Francis GRIGNON, sénateur (U.C.) du Bas-Rhin, rapporteur pour avis du budget de l’industrie, a présenté à la commission des affaires économiques du Sénat que préside M. Jean FRANÇOIS-PONCET, sénateur (R.D.S.E.) du Lot-et-Garonne, son rapport d’information pour une
STRATEGIE DU BREVET D’INVENTION
POUR UNE FRANCE ECONOMIQUE ET CULTURELLE FORTE DANS UNE EUROPE CONQUERANTE
Pourquoi ce titre pour un rapport d’information du Sénat ?
Tout d’abord parce que la stratégie que nous adopterons (universitaires et formateurs, chercheurs et entrepreneurs, conseils et traducteurs, magistrats et avocats, institutions publiques et professionnelles, administrations et élus politiques) face à l’évolution mondiale de l’utilisation du brevet d’invention conditionnera en partie notre force économique donc notre capacité à régler nos problèmes intérieurs et à rayonner économiquement et culturellement. La culture et la langue gagnantes ne sont elles pas, à toutes les époques et sous toutes les latitudes, celles du vainqueur ?

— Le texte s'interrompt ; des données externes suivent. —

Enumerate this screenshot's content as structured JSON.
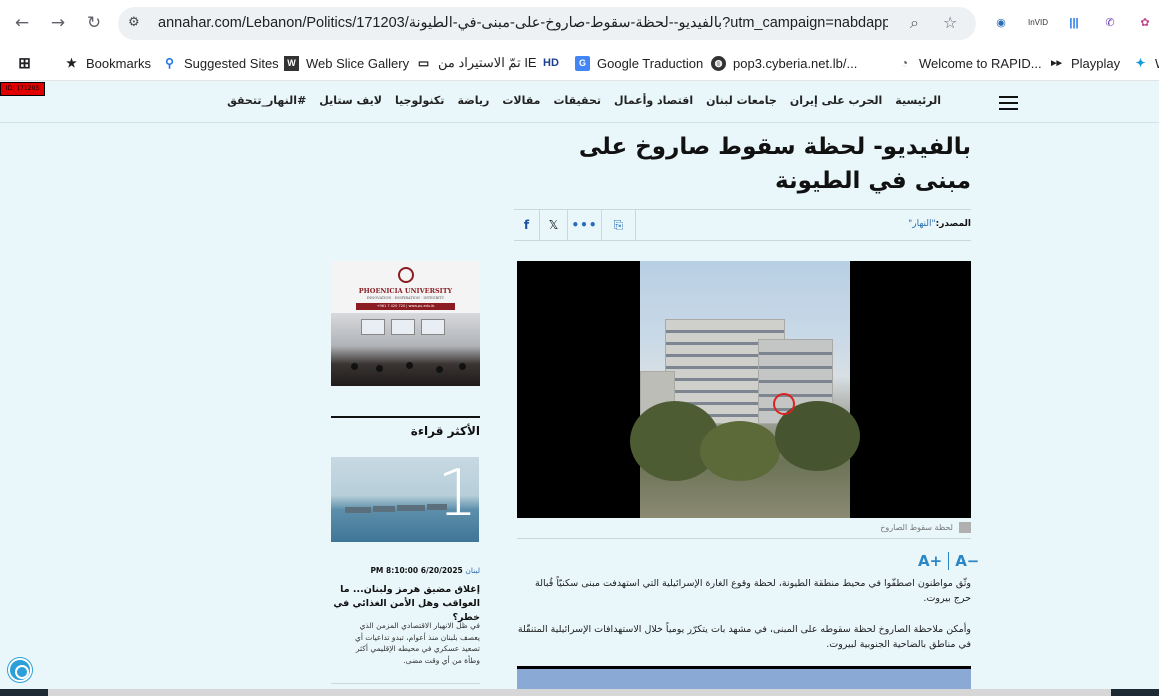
{
  "browser": {
    "url_host": "annahar.com",
    "url_rest": "/Lebanon/Politics/171203/بالفيديو--لحظة-سقوط-صاروخ-على-مبنى-في-الطيونة?utm_campaign=nabdapp.c...",
    "bookmarks": [
      {
        "label": "Bookmarks",
        "icon": "star-icon"
      },
      {
        "label": "Suggested Sites",
        "icon": "search-icon"
      },
      {
        "label": "Web Slice Gallery",
        "icon": "web-slice-icon"
      },
      {
        "label": "تمّ الاستيراد من IE",
        "icon": "folder-icon"
      },
      {
        "label": "",
        "icon": "hd-icon",
        "text": "HD"
      },
      {
        "label": "Google Traduction",
        "icon": "google-translate-icon"
      },
      {
        "label": "pop3.cyberia.net.lb/...",
        "icon": "globe-icon"
      },
      {
        "label": "Welcome to RAPID...",
        "icon": "rapid-icon"
      },
      {
        "label": "Playplay",
        "icon": "playplay-icon"
      }
    ]
  },
  "site": {
    "id_badge": "ID: 171203",
    "nav": [
      "الرئيسية",
      "الحرب على إيران",
      "جامعات لبنان",
      "اقتصاد وأعمال",
      "تحقيقات",
      "مقالات",
      "رياضة",
      "تكنولوجيا",
      "لايف ستايل",
      "#النهار_تتحقق"
    ]
  },
  "article": {
    "title": "بالفيديو- لحظة سقوط صاروخ على مبنى في الطيونة",
    "source_label": "المصدر:",
    "source_name": "\"النهار\"",
    "caption": "لحظة سقوط الصاروخ",
    "font_increase": "A+",
    "font_decrease": "A−",
    "paragraph_1": "وثّق مواطنون اصطفّوا في محيط منطقة الطيونة، لحظة وقوع الغارة الإسرائيلية التي استهدفت مبنى سكنيّاً قُبالة حرج بيروت.",
    "paragraph_2": "وأمكن ملاحظة الصاروخ لحظة سقوطه على المبنى، في مشهد بات يتكرّر يومياً خلال الاستهدافات الإسرائيلية المتنقّلة في مناطق بالضاحية الجنوبية لبيروت."
  },
  "sidebar": {
    "ad": {
      "name": "PHOENICIA UNIVERSITY",
      "tagline": "INNOVATION · INSPIRATION · INTEGRITY",
      "contact": "+961 7 420 720 | www.pu.edu.lb"
    },
    "most_read_title": "الأكثر قراءة",
    "item": {
      "rank": "1",
      "category": "لبنان",
      "datetime": "6/20/2025 8:10:00 PM",
      "headline": "إغلاق مضيق هرمز ولبنان... ما العواقب وهل الأمن الغذائي في خطر؟",
      "summary": "في ظل الانهيار الاقتصادي المزمن الذي يعصف بلبنان منذ أعوام، تبدو تداعيات أي تصعيد عسكري في محيطه الإقليمي أكثر وطأة من أي وقت مضى."
    }
  },
  "colors": {
    "page_bg": "#e9f7fb",
    "accent": "#2b86c5",
    "link": "#2a6db5",
    "brand_red": "#8b1d22"
  }
}
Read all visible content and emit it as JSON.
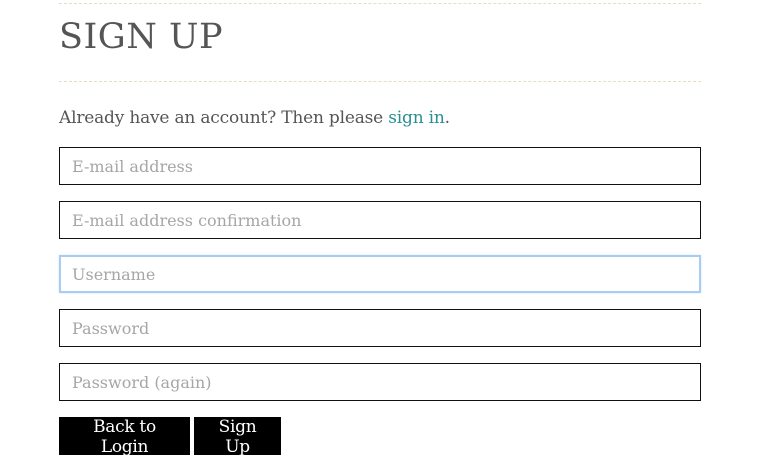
{
  "heading": "SIGN UP",
  "signin_prompt": {
    "text": "Already have an account? Then please",
    "link": "sign in",
    "suffix": "."
  },
  "fields": {
    "email": {
      "placeholder": "E-mail address",
      "value": ""
    },
    "email_confirm": {
      "placeholder": "E-mail address confirmation",
      "value": ""
    },
    "username": {
      "placeholder": "Username",
      "value": ""
    },
    "password": {
      "placeholder": "Password",
      "value": ""
    },
    "password_again": {
      "placeholder": "Password (again)",
      "value": ""
    }
  },
  "buttons": {
    "back_label": "Back to Login",
    "signup_label": "Sign Up"
  },
  "colors": {
    "link": "#2a8f93",
    "button_bg": "#000000",
    "focus_border": "#a9ccf2"
  }
}
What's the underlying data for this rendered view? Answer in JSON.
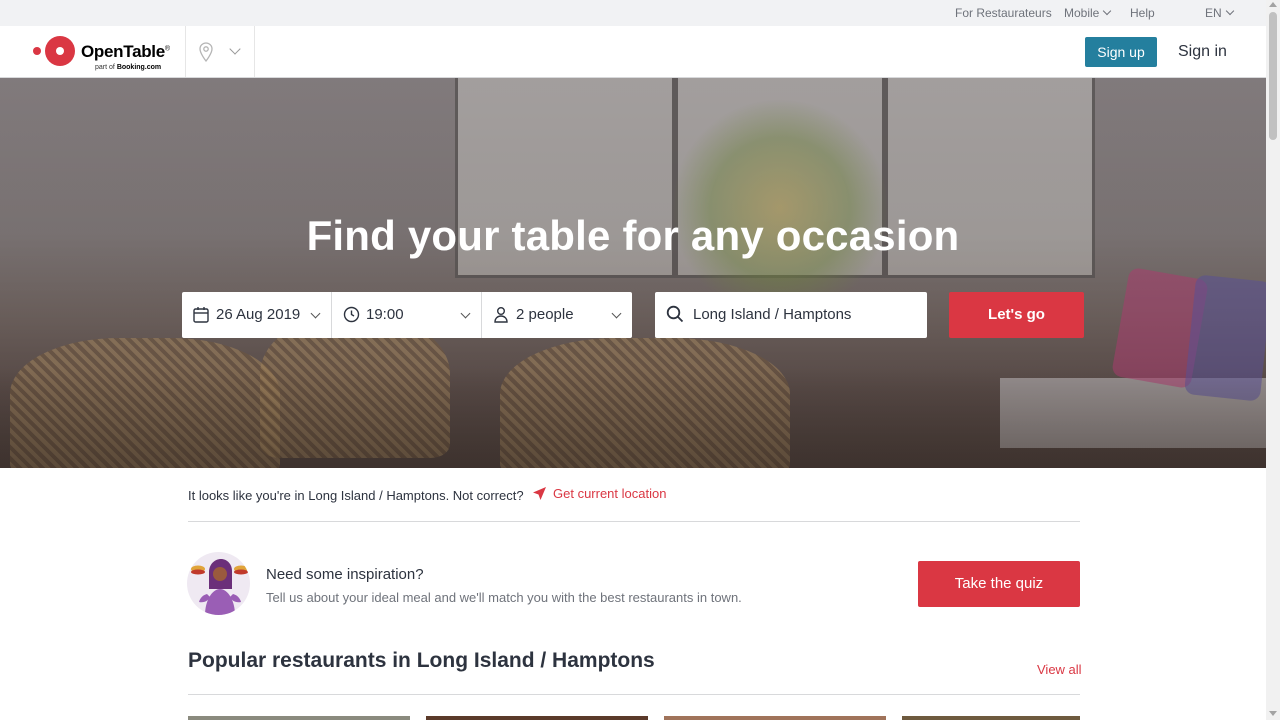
{
  "utility_bar": {
    "for_restaurateurs": "For Restaurateurs",
    "mobile": "Mobile",
    "help": "Help",
    "language": "EN"
  },
  "header": {
    "logo_text": "OpenTable",
    "logo_reg": "®",
    "logo_sub_prefix": "part of",
    "logo_sub_brand": "Booking.com",
    "sign_up": "Sign up",
    "sign_in": "Sign in"
  },
  "hero": {
    "title": "Find your table for any occasion",
    "date": "26 Aug 2019",
    "time": "19:00",
    "party": "2 people",
    "location": "Long Island / Hamptons",
    "submit": "Let's go"
  },
  "location_notice": {
    "text": "It looks like you're in Long Island / Hamptons. Not correct?",
    "link": "Get current location"
  },
  "inspiration": {
    "title": "Need some inspiration?",
    "description": "Tell us about your ideal meal and we'll match you with the best restaurants in town.",
    "button": "Take the quiz"
  },
  "popular": {
    "title": "Popular restaurants in Long Island / Hamptons",
    "view_all": "View all"
  },
  "colors": {
    "brand_red": "#da3743",
    "sign_up_blue": "#247f9e",
    "text_dark": "#2d333f",
    "text_muted": "#6f737b"
  },
  "icons": [
    "location-pin-icon",
    "calendar-icon",
    "clock-icon",
    "person-icon",
    "search-icon",
    "navigation-arrow-icon"
  ]
}
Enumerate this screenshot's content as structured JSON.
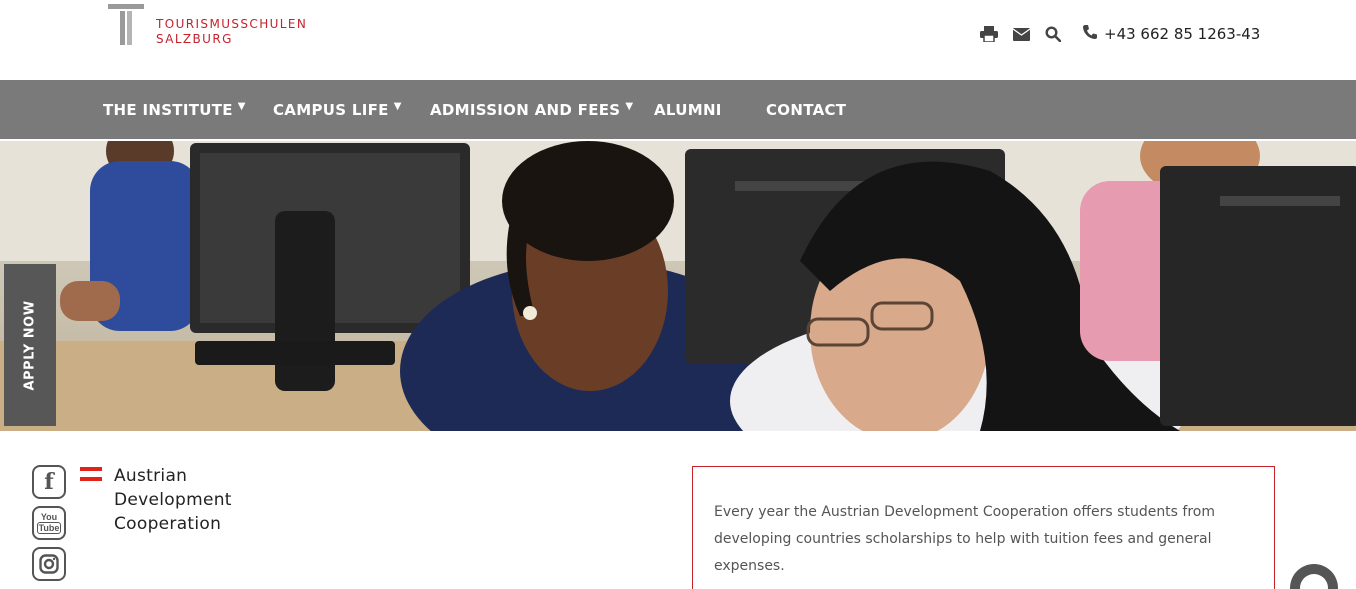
{
  "brand": {
    "line1": "TOURISMUSSCHULEN",
    "line2": "SALZBURG",
    "color": "#c4232b"
  },
  "header_tools": {
    "icons": [
      "print-icon",
      "email-icon",
      "search-icon",
      "phone-icon"
    ],
    "phone": "+43 662 85 1263-43"
  },
  "nav": {
    "items": [
      {
        "label": "THE INSTITUTE",
        "dropdown": true
      },
      {
        "label": "CAMPUS LIFE",
        "dropdown": true
      },
      {
        "label": "ADMISSION AND FEES",
        "dropdown": true
      },
      {
        "label": "ALUMNI",
        "dropdown": false
      },
      {
        "label": "CONTACT",
        "dropdown": false
      }
    ],
    "caret": "▼",
    "background": "#7a7a7a"
  },
  "apply_now": "APPLY NOW",
  "social": {
    "facebook": "f",
    "youtube_top": "You",
    "youtube_bottom": "Tube",
    "instagram": "instagram-icon"
  },
  "sponsor": {
    "line1": "Austrian",
    "line2": "Development",
    "line3": "Cooperation"
  },
  "info_box": {
    "text": "Every year the Austrian Development Cooperation offers students from developing countries scholarships to help with tuition fees and general expenses."
  }
}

Ensuite, parce que l’Europe a construit un système de brevets mondialement reconnu (grâce à la Convention sur le brevet européen de 1973 qui a crée l’Office Européen des Brevets), alors que les entreprises françaises sont en retrait dans leur stratégie de protection.
En effet, les demandes de protection en France en 1999 s’établissent comme suit :
16 % d’origine France
5 % d’origine Grande-Bretagne
16 % d’origine Allemagne
12 % d’origine Japon
27 % d’origine USA
25 % autres
- les parts respectives dans les demandes de brevets européens sont les suivantes :
7 % d’origine France
5 % d’origine Grande-Bretagne
20 % d’origine Allemagne
17 % d’origine Japon
29 % d’origine USA
22 % autres
- les parts relatives des déposants français diminuent, aussi bien au niveau européen que mondial.
Devant ce constat, il a paru indispensable de faire des propositions pour mobiliser les énergies et corriger, en France, certains dysfonctionnements, c’est le premier objectif de ce rapport, tout en affirmant des convictions pour l’évolution européenne des règles et des institutions, c’est le deuxième objectif de ce rapport.
PROPOSITIONS POUR MOBILISER LES ENERGIES ET CORRIGER LES DYSFONCTIONNEMENTS
1/ Accroître la formation et la sensibilisation de la propriété industrielle :
La France manque de spécialistes en droit de la propriété intellectuelle ayant une formation scientifique ou technique.
Le rapport propose de multiplier les modules de formation dans
- les universités,
- les écoles d’ingénieurs,
- les écoles de commerce et de gestion.
Ainsi que de développer le CEIPI (Centre d’Etudes Internationale en Propriété Industrielle, Université Robert Schuman à Strasbourg), qui prépare à l’examen de mandataire européen auprès de l’OEB et forme les conseils en propriété industrielle.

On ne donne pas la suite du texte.